Кэрри вскрикнула: «Мама!» – и бросилась к ней.

Миссис Уайт присела как-то по-лягушачьи и развела руки в стороны. Я думала, она ее раздавит, и невольно закричала. А Маргарет Уайт только улыбалась. Улыбалась и пускала слюни, которые текли по подбородку… Боже, как это противно!

Она схватила Кэрри в охапку, и они скрылись за дверью. Я выключила радиоприемник, и нам было их слышно. Не все, конечно, отдельные слова, но мы и так понимали, что происходит. Молитвы, всхлипы, вопли – безумие какое-то. Затем Маргарет велела Кэрри забираться в чулан и молиться. Девочка плакала, кричала, что она не нарочно, что больше не будет… А затем тишина. Мы с мамой переглянулись, и я могу сказать, что никогда не видела ее в таком состоянии, даже когда умер папа. Она только сказала: «Бедный ребенок…», и все. Потом мы тоже пошли в дом.

Стелла Хоран встает и подходит к окну – привлекательная женщина в желтом сарафане с открытой спиной.

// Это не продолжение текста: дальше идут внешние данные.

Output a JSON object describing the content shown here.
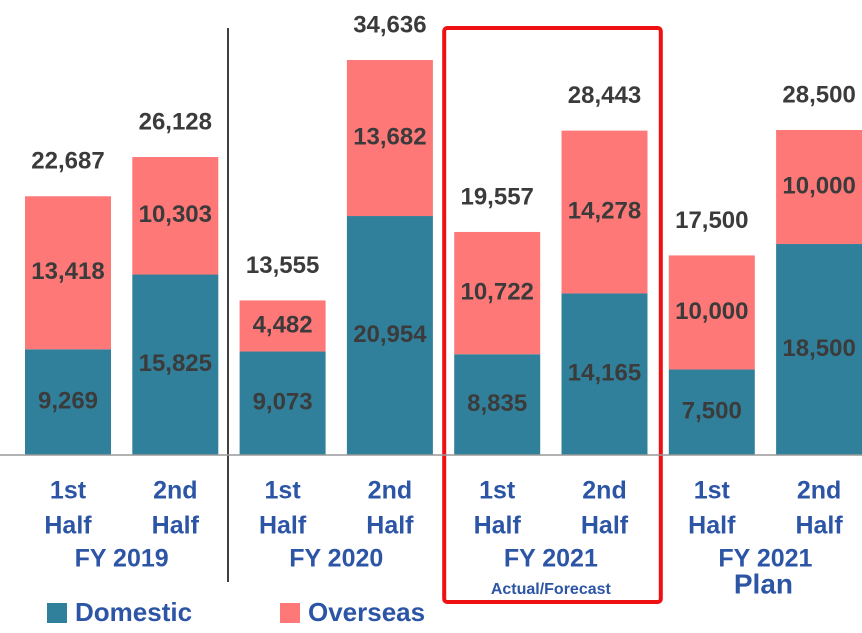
{
  "chart_data": {
    "type": "stacked-bar",
    "categories": [
      [
        "1st",
        "Half"
      ],
      [
        "2nd",
        "Half"
      ],
      [
        "1st",
        "Half"
      ],
      [
        "2nd",
        "Half"
      ],
      [
        "1st",
        "Half"
      ],
      [
        "2nd",
        "Half"
      ],
      [
        "1st",
        "Half"
      ],
      [
        "2nd",
        "Half"
      ]
    ],
    "groups": [
      {
        "name": "FY 2019"
      },
      {
        "name": "FY 2020"
      },
      {
        "name": "FY 2021",
        "note": "Actual/Forecast"
      },
      {
        "name": "FY 2021",
        "note": "Plan"
      }
    ],
    "highlight_group": 2,
    "highlight_color": "#ee1111",
    "series": [
      {
        "name": "Domestic",
        "color": "#31809b",
        "values": [
          9269,
          15825,
          9073,
          20954,
          8835,
          14165,
          7500,
          18500
        ],
        "value_labels": [
          "9,269",
          "15,825",
          "9,073",
          "20,954",
          "8,835",
          "14,165",
          "7,500",
          "18,500"
        ]
      },
      {
        "name": "Overseas",
        "color": "#ff7878",
        "values": [
          13418,
          10303,
          4482,
          13682,
          10722,
          14278,
          10000,
          10000
        ],
        "value_labels": [
          "13,418",
          "10,303",
          "4,482",
          "13,682",
          "10,722",
          "14,278",
          "10,000",
          "10,000"
        ]
      }
    ],
    "totals": [
      22687,
      26128,
      13555,
      34636,
      19557,
      28443,
      17500,
      28500
    ],
    "total_labels": [
      "22,687",
      "26,128",
      "13,555",
      "34,636",
      "19,557",
      "28,443",
      "17,500",
      "28,500"
    ]
  }
}
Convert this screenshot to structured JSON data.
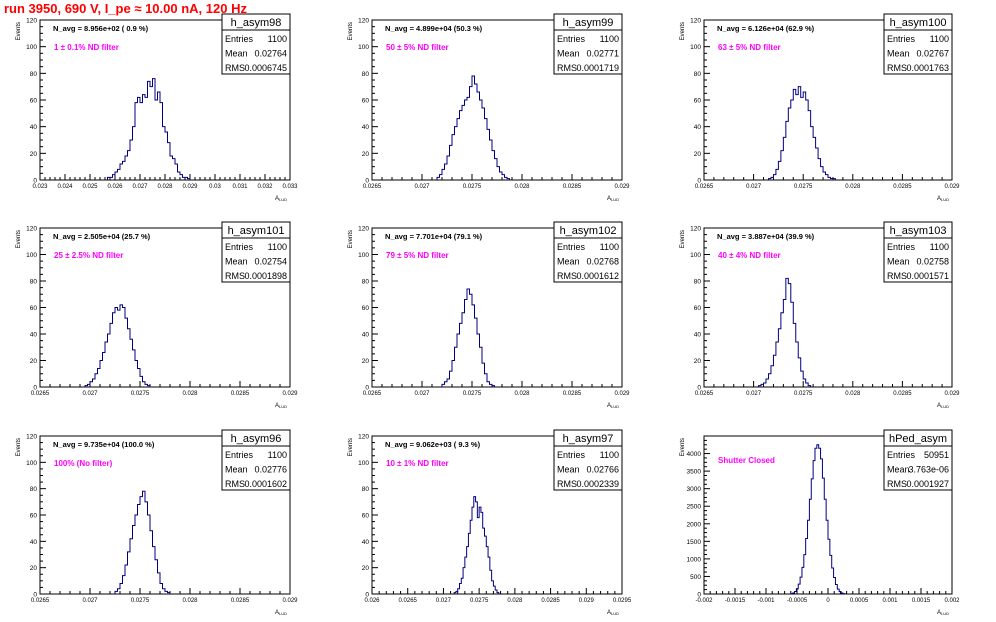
{
  "run_title": "run 3950,   690 V, I_pe ≈ 10.00 nA, 120 Hz",
  "colors": {
    "hist_line": "#00007f",
    "annotation": "#ff00ff",
    "title": "#ff0000",
    "axes": "#000000"
  },
  "chart_data": [
    {
      "type": "histogram",
      "title": "h_asym98",
      "stats": [
        [
          "Entries",
          "1100"
        ],
        [
          "Mean",
          "0.02764"
        ],
        [
          "RMS",
          "0.0006745"
        ]
      ],
      "navg": "N_avg = 8.956e+02 ( 0.9 %)",
      "filter": "1 ± 0.1% ND filter",
      "ylabel": "Events",
      "xlabel": "A",
      "xlim": [
        0.023,
        0.033
      ],
      "ylim": [
        0,
        120
      ],
      "xticks": [
        0.023,
        0.024,
        0.025,
        0.026,
        0.027,
        0.028,
        0.029,
        0.03,
        0.031,
        0.032,
        0.033
      ],
      "xtick_labels": [
        "0.023",
        "0.024",
        "0.025",
        "0.026",
        "0.027",
        "0.028",
        "0.029",
        "0.03",
        "0.031",
        "0.032",
        "0.033"
      ],
      "yticks": [
        0,
        20,
        40,
        60,
        80,
        100,
        120
      ],
      "bin_start": 0.0257,
      "bin_width": 0.0001,
      "counts": [
        2,
        2,
        4,
        6,
        8,
        12,
        14,
        18,
        22,
        30,
        40,
        58,
        62,
        58,
        64,
        62,
        74,
        70,
        76,
        60,
        66,
        58,
        40,
        36,
        28,
        18,
        16,
        12,
        6,
        4,
        2,
        2,
        1
      ]
    },
    {
      "type": "histogram",
      "title": "h_asym99",
      "stats": [
        [
          "Entries",
          "1100"
        ],
        [
          "Mean",
          "0.02771"
        ],
        [
          "RMS",
          "0.0001719"
        ]
      ],
      "navg": "N_avg = 4.899e+04 (50.3 %)",
      "filter": "50 ± 5% ND filter",
      "ylabel": "Events",
      "xlabel": "A",
      "xlim": [
        0.0265,
        0.029
      ],
      "ylim": [
        0,
        120
      ],
      "xticks": [
        0.0265,
        0.027,
        0.0275,
        0.028,
        0.0285,
        0.029
      ],
      "xtick_labels": [
        "0.0265",
        "0.027",
        "0.0275",
        "0.028",
        "0.0285",
        "0.029"
      ],
      "yticks": [
        0,
        20,
        40,
        60,
        80,
        100,
        120
      ],
      "bin_start": 0.02715,
      "bin_width": 2.5e-05,
      "counts": [
        2,
        4,
        8,
        12,
        18,
        26,
        34,
        40,
        46,
        52,
        56,
        60,
        62,
        70,
        78,
        72,
        66,
        60,
        54,
        46,
        38,
        30,
        22,
        16,
        10,
        6,
        4,
        2,
        1
      ]
    },
    {
      "type": "histogram",
      "title": "h_asym100",
      "stats": [
        [
          "Entries",
          "1100"
        ],
        [
          "Mean",
          "0.02767"
        ],
        [
          "RMS",
          "0.0001763"
        ]
      ],
      "navg": "N_avg = 6.126e+04 (62.9 %)",
      "filter": "63 ± 5% ND filter",
      "ylabel": "Events",
      "xlabel": "A",
      "xlim": [
        0.0265,
        0.029
      ],
      "ylim": [
        0,
        120
      ],
      "xticks": [
        0.0265,
        0.027,
        0.0275,
        0.028,
        0.0285,
        0.029
      ],
      "xtick_labels": [
        "0.0265",
        "0.027",
        "0.0275",
        "0.028",
        "0.0285",
        "0.029"
      ],
      "yticks": [
        0,
        20,
        40,
        60,
        80,
        100,
        120
      ],
      "bin_start": 0.02715,
      "bin_width": 2.5e-05,
      "counts": [
        1,
        2,
        4,
        8,
        14,
        22,
        32,
        44,
        54,
        60,
        68,
        64,
        70,
        62,
        66,
        60,
        52,
        40,
        32,
        24,
        16,
        10,
        6,
        4,
        2,
        1,
        1
      ]
    },
    {
      "type": "histogram",
      "title": "h_asym101",
      "stats": [
        [
          "Entries",
          "1100"
        ],
        [
          "Mean",
          "0.02754"
        ],
        [
          "RMS",
          "0.0001898"
        ]
      ],
      "navg": "N_avg = 2.505e+04 (25.7 %)",
      "filter": "25 ± 2.5% ND filter",
      "ylabel": "Events",
      "xlabel": "A",
      "xlim": [
        0.0265,
        0.029
      ],
      "ylim": [
        0,
        120
      ],
      "xticks": [
        0.0265,
        0.027,
        0.0275,
        0.028,
        0.0285,
        0.029
      ],
      "xtick_labels": [
        "0.0265",
        "0.027",
        "0.0275",
        "0.028",
        "0.0285",
        "0.029"
      ],
      "yticks": [
        0,
        20,
        40,
        60,
        80,
        100,
        120
      ],
      "bin_start": 0.02695,
      "bin_width": 2.5e-05,
      "counts": [
        1,
        2,
        4,
        6,
        10,
        14,
        20,
        26,
        34,
        40,
        48,
        56,
        60,
        58,
        62,
        60,
        52,
        44,
        36,
        28,
        20,
        14,
        8,
        4,
        2,
        1
      ]
    },
    {
      "type": "histogram",
      "title": "h_asym102",
      "stats": [
        [
          "Entries",
          "1100"
        ],
        [
          "Mean",
          "0.02768"
        ],
        [
          "RMS",
          "0.0001612"
        ]
      ],
      "navg": "N_avg = 7.701e+04 (79.1 %)",
      "filter": "79 ± 5% ND filter",
      "ylabel": "Events",
      "xlabel": "A",
      "xlim": [
        0.0265,
        0.029
      ],
      "ylim": [
        0,
        120
      ],
      "xticks": [
        0.0265,
        0.027,
        0.0275,
        0.028,
        0.0285,
        0.029
      ],
      "xtick_labels": [
        "0.0265",
        "0.027",
        "0.0275",
        "0.028",
        "0.0285",
        "0.029"
      ],
      "yticks": [
        0,
        20,
        40,
        60,
        80,
        100,
        120
      ],
      "bin_start": 0.0272,
      "bin_width": 2.5e-05,
      "counts": [
        2,
        4,
        6,
        12,
        20,
        30,
        40,
        48,
        56,
        66,
        74,
        70,
        62,
        52,
        40,
        30,
        18,
        10,
        4,
        2,
        1
      ]
    },
    {
      "type": "histogram",
      "title": "h_asym103",
      "stats": [
        [
          "Entries",
          "1100"
        ],
        [
          "Mean",
          "0.02758"
        ],
        [
          "RMS",
          "0.0001571"
        ]
      ],
      "navg": "N_avg = 3.887e+04 (39.9 %)",
      "filter": "40 ± 4% ND filter",
      "ylabel": "Events",
      "xlabel": "A",
      "xlim": [
        0.0265,
        0.029
      ],
      "ylim": [
        0,
        120
      ],
      "xticks": [
        0.0265,
        0.027,
        0.0275,
        0.028,
        0.0285,
        0.029
      ],
      "xtick_labels": [
        "0.0265",
        "0.027",
        "0.0275",
        "0.028",
        "0.0285",
        "0.029"
      ],
      "yticks": [
        0,
        20,
        40,
        60,
        80,
        100,
        120
      ],
      "bin_start": 0.02705,
      "bin_width": 2.5e-05,
      "counts": [
        1,
        2,
        3,
        6,
        10,
        16,
        24,
        34,
        44,
        56,
        66,
        82,
        78,
        64,
        48,
        34,
        22,
        12,
        6,
        3,
        1
      ]
    },
    {
      "type": "histogram",
      "title": "h_asym96",
      "stats": [
        [
          "Entries",
          "1100"
        ],
        [
          "Mean",
          "0.02776"
        ],
        [
          "RMS",
          "0.0001602"
        ]
      ],
      "navg": "N_avg = 9.735e+04 (100.0 %)",
      "filter": "100% (No filter)",
      "ylabel": "Events",
      "xlabel": "A",
      "xlim": [
        0.0265,
        0.029
      ],
      "ylim": [
        0,
        120
      ],
      "xticks": [
        0.0265,
        0.027,
        0.0275,
        0.028,
        0.0285,
        0.029
      ],
      "xtick_labels": [
        "0.0265",
        "0.027",
        "0.0275",
        "0.028",
        "0.0285",
        "0.029"
      ],
      "yticks": [
        0,
        20,
        40,
        60,
        80,
        100,
        120
      ],
      "bin_start": 0.02725,
      "bin_width": 2.5e-05,
      "counts": [
        2,
        4,
        8,
        14,
        22,
        32,
        42,
        52,
        60,
        68,
        74,
        78,
        70,
        60,
        48,
        36,
        26,
        16,
        8,
        4,
        2,
        1
      ]
    },
    {
      "type": "histogram",
      "title": "h_asym97",
      "stats": [
        [
          "Entries",
          "1100"
        ],
        [
          "Mean",
          "0.02766"
        ],
        [
          "RMS",
          "0.0002339"
        ]
      ],
      "navg": "N_avg = 9.062e+03 ( 9.3 %)",
      "filter": "10 ± 1% ND filter",
      "ylabel": "Events",
      "xlabel": "A",
      "xlim": [
        0.026,
        0.0295
      ],
      "ylim": [
        0,
        120
      ],
      "xticks": [
        0.026,
        0.0265,
        0.027,
        0.0275,
        0.028,
        0.0285,
        0.029,
        0.0295
      ],
      "xtick_labels": [
        "0.026",
        "0.0265",
        "0.027",
        "0.0275",
        "0.028",
        "0.0285",
        "0.029",
        "0.0295"
      ],
      "yticks": [
        0,
        20,
        40,
        60,
        80,
        100,
        120
      ],
      "bin_start": 0.02715,
      "bin_width": 2.5e-05,
      "counts": [
        1,
        2,
        4,
        8,
        12,
        20,
        28,
        36,
        46,
        56,
        66,
        74,
        70,
        58,
        66,
        62,
        50,
        44,
        36,
        28,
        18,
        10,
        6,
        3,
        1
      ]
    },
    {
      "type": "histogram",
      "title": "hPed_asym",
      "stats": [
        [
          "Entries",
          "50951"
        ],
        [
          "Mean",
          "3.763e-06"
        ],
        [
          "RMS",
          "0.0001927"
        ]
      ],
      "navg": "",
      "filter": "Shutter Closed",
      "ylabel": "Events",
      "xlabel": "A",
      "xlim": [
        -0.002,
        0.002
      ],
      "ylim": [
        0,
        4500
      ],
      "xticks": [
        -0.002,
        -0.0015,
        -0.001,
        -0.0005,
        0,
        0.0005,
        0.001,
        0.0015,
        0.002
      ],
      "xtick_labels": [
        "-0.002",
        "-0.0015",
        "-0.001",
        "-0.0005",
        "0",
        "0.0005",
        "0.001",
        "0.0015",
        "0.002"
      ],
      "yticks": [
        0,
        500,
        1000,
        1500,
        2000,
        2500,
        3000,
        3500,
        4000
      ],
      "bin_start": -0.0006,
      "bin_width": 3e-05,
      "counts": [
        10,
        30,
        70,
        150,
        280,
        480,
        760,
        1120,
        1580,
        2100,
        2700,
        3280,
        3800,
        4150,
        4250,
        4150,
        3850,
        3300,
        2700,
        2100,
        1560,
        1100,
        740,
        470,
        270,
        140,
        70,
        30,
        12
      ]
    }
  ]
}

– Знаете, я как будто переживаю те события заново, – говорит она, поворачиваясь. – У меня внутри все просто кипит. – Она обнимает себя руками, словно ей стало холодно, и невесело усмехается. – Да, она была такая милая. Глядя на эти фотографии, никогда не скажешь…

За окном по-прежнему спешат куда-то машины, а я сижу и жду, когда она продолжит рассказ. В этот момент она напоминает мне прыгуна с шестом, который глядит на планку и раздумывает, не слишком ли высоко ее поставили.

– Мама заварила шотландский чай, крепкий, с молоком – вроде того, как она всегда заваривала, когда я еще девчонкой залезала в крапиву или расшибалась, падая с велосипеда. Ужасное варево, но мы пили, сидя друг напротив друга на кухне, – она в каком-то старом домашнем платье с разошедшемся на спине швом, а я в своем бикини Вавилонской блудницы. Мне хотелось плакать, но все это было слишком жизненно, не так, как в кино. Однажды, когда я ездила в Нью-Йорк, я видела, как старый пьяница тащит по улице за руку маленькую девочку в голубом платье. Она так плакала, что у нее кровь шла носом. У старика был зоб, и шея – будто велосипедная камера. Огромная красная шишка на лбу, прямо посередине, а на синем пиджаке из саржи длинная белая полоса. Но все торопливо шли мимо, потому что, если не обращать внимания, они скоро скроются из вида. Тоже очень жизненно.